The shape of military grave markers will vary from culture to culture, but the common denominator in each military cemetery is the endless, numbing repetition of those markers, receding to a vanishing point at the horizon.
I have heard several variations on the story, but broadly, in 1868, a group of Southern women laying flowers on Confederate graves decided to also honor the Union dead, left so far from home. Word of this got around and the conciliatory nature of the act led to a poem by Frances Miles French, “The Blue and the Gray,” the last stanza of which is:
“No more shall the war cry sever, Or the winding rivers be red; They banish our anger forever When they laurel the graves of our dead! Under the sod and the dew, Waiting the judgment-day, Love and tears for the Blue, Tears and love for the Gray.“
Memorial Day became a national remembrance for all those who made the ultimate sacrifice. That story reminded me of seeing this military cemetery near Ho Chi Minh City, for thousands of Viet Cong dead, with a bench for resting, placed by American soldiers who fought them there.
Growing up in the exurban Savannah area, I lived in a world of green–lots of trees large and small, forests and tree farms–and blue–skies, and water from rivers to marsh to ocean. In the 1950s, my formative years, the morality tales of the day were disguised as western motif books, movies, and TV shows, most often scripted with a White Hat/Black Hat ethical simplicity. Maybe some of our complications today derive from a failure to teach ambiguity.
That sort of philosophizing, though, is from later in life, looking back. At the time, the lens of that genre was showing me something else, an alien landscape that was often red or purple or brown, with vast expanses of open space, and great variations in elevation, with supernatural flora. I was fascinated by the western landscape. I longed to see it, be in it.

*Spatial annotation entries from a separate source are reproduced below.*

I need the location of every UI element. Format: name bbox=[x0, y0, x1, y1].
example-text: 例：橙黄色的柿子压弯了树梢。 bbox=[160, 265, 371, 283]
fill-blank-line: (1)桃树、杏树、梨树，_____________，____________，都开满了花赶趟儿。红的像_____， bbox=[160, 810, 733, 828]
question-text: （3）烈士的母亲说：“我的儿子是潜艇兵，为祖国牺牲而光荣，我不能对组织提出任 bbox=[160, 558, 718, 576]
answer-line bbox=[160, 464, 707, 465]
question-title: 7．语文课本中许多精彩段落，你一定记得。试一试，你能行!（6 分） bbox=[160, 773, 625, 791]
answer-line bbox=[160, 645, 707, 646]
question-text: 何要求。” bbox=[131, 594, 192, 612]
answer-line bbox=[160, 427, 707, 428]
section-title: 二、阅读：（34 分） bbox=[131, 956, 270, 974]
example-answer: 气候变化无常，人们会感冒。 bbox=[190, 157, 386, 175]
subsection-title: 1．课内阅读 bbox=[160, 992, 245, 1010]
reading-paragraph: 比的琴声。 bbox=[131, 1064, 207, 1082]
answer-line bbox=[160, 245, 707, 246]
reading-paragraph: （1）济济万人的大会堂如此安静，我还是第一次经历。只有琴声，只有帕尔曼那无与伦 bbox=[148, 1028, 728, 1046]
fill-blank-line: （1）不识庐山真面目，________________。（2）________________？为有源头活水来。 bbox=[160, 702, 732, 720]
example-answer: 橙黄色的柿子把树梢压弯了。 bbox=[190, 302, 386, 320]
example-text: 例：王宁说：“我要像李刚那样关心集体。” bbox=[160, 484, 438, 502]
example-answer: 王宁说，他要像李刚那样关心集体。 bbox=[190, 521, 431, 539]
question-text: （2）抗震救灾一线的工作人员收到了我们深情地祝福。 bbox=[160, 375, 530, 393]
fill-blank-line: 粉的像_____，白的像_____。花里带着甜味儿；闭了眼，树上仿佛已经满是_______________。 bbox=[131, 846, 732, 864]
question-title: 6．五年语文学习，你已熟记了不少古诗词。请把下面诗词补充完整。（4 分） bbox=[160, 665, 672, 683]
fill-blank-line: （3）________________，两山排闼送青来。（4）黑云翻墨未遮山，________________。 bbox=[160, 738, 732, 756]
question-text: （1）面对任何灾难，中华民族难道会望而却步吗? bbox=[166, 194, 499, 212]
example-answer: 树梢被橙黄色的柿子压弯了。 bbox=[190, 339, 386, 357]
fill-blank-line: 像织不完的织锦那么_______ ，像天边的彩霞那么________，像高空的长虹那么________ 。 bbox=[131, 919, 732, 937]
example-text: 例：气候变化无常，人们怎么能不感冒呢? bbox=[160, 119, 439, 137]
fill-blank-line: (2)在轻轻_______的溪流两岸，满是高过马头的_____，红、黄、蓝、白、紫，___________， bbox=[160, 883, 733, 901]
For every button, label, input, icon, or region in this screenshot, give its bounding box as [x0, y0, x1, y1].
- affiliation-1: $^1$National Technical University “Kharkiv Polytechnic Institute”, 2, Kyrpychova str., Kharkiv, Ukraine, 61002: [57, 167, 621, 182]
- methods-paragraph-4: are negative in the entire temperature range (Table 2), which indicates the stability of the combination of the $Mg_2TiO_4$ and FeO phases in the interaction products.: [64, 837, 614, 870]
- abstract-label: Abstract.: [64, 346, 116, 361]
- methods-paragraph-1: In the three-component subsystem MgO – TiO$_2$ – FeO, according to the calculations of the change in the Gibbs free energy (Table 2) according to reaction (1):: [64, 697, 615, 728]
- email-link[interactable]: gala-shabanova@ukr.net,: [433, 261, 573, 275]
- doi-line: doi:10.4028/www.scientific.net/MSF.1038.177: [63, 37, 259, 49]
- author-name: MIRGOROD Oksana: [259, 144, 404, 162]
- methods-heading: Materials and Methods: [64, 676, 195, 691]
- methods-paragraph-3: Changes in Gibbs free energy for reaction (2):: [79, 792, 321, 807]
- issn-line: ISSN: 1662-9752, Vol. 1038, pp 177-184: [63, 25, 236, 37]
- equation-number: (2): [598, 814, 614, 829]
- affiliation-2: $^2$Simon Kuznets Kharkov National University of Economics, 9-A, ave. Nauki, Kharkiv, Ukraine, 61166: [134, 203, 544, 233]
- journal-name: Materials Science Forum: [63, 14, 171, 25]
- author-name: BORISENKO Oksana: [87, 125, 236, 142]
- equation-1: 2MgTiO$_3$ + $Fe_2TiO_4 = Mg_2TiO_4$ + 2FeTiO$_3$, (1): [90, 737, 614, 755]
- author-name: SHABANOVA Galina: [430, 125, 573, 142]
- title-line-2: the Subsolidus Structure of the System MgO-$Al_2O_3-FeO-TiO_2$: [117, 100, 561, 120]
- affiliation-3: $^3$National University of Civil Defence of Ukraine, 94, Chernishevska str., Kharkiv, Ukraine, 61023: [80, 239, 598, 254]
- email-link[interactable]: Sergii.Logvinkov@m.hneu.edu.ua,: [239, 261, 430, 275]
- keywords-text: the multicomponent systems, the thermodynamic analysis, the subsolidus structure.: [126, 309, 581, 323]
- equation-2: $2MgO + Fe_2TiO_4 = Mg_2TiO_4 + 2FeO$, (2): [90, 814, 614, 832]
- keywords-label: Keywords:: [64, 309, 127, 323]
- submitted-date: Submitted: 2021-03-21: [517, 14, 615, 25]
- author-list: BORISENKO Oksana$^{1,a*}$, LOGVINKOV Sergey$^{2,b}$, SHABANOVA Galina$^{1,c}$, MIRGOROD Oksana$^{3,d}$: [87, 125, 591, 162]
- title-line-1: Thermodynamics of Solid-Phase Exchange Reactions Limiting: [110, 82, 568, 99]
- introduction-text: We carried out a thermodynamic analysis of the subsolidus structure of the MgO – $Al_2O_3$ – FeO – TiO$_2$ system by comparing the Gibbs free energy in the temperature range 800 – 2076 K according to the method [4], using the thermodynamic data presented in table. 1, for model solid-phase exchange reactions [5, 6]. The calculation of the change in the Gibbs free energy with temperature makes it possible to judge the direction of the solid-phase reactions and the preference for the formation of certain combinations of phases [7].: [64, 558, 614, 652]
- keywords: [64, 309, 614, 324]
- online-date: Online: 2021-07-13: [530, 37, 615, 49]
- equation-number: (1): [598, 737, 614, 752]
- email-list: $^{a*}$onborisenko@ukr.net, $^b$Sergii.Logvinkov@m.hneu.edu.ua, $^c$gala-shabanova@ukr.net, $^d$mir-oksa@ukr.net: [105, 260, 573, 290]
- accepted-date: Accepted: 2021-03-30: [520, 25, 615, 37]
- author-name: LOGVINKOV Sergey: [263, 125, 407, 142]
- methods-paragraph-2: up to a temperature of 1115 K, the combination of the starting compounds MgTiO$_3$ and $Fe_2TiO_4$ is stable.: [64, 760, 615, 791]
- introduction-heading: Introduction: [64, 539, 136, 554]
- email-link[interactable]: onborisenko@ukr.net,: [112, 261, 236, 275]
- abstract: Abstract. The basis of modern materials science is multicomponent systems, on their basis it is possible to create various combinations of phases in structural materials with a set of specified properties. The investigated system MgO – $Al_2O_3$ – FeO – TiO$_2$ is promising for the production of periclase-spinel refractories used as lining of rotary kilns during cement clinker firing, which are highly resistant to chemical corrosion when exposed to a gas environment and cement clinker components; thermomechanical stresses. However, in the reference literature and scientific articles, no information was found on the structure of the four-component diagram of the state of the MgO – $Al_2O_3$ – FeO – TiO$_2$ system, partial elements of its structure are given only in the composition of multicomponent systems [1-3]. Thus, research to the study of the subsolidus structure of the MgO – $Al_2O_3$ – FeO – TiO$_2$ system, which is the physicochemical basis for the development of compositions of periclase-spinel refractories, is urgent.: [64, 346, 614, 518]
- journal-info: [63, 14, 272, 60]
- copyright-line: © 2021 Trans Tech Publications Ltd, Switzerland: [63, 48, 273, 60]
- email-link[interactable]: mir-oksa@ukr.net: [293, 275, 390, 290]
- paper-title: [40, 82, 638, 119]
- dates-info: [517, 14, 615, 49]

Now, all these years later, I have had many opportunities to see much of it, in its many forms–deserts to buttes, canyons to mountains, Death Valley to Yellowstone, the Grand Canyon to the Tetons, Devil’s Tower to Custer’s last stand–and I am still fascinated by it, but the real experiences of it have taught me something the passive viewing could never have driven home. It can be a long way between water, even with a motorized vehicle and a multitude of gas station/convenience stores, and how dangerous and unforgiving a place it can be. Also, growing up in the high humidity of the southeast, I sometimes feel I must have grown hidden gills to adapt to breathing moisture. The result is that, in the arid air of the southwest, I can do about a week before my dry, cracking skin becomes rough and sometimes painful.
We all live with a point of view, and having that flipped upside down can be good for the soul, but a little bruising to the ego.
I was leading a small group photography workshop in Monument Valley, with a Navajo guide. As we chatted we discovered we had served in the military about the same time, me in the Army, he in the Marine Corps, based at Camp Lejuene, NC. He said he was glad to get out and get back home; I understand the draw of “home” no matter what or where, but I also heard some dislike of North Carolina in his comments, and asked why. He said, “Too many trees. Out here, I can see what’s coming from a long way off.”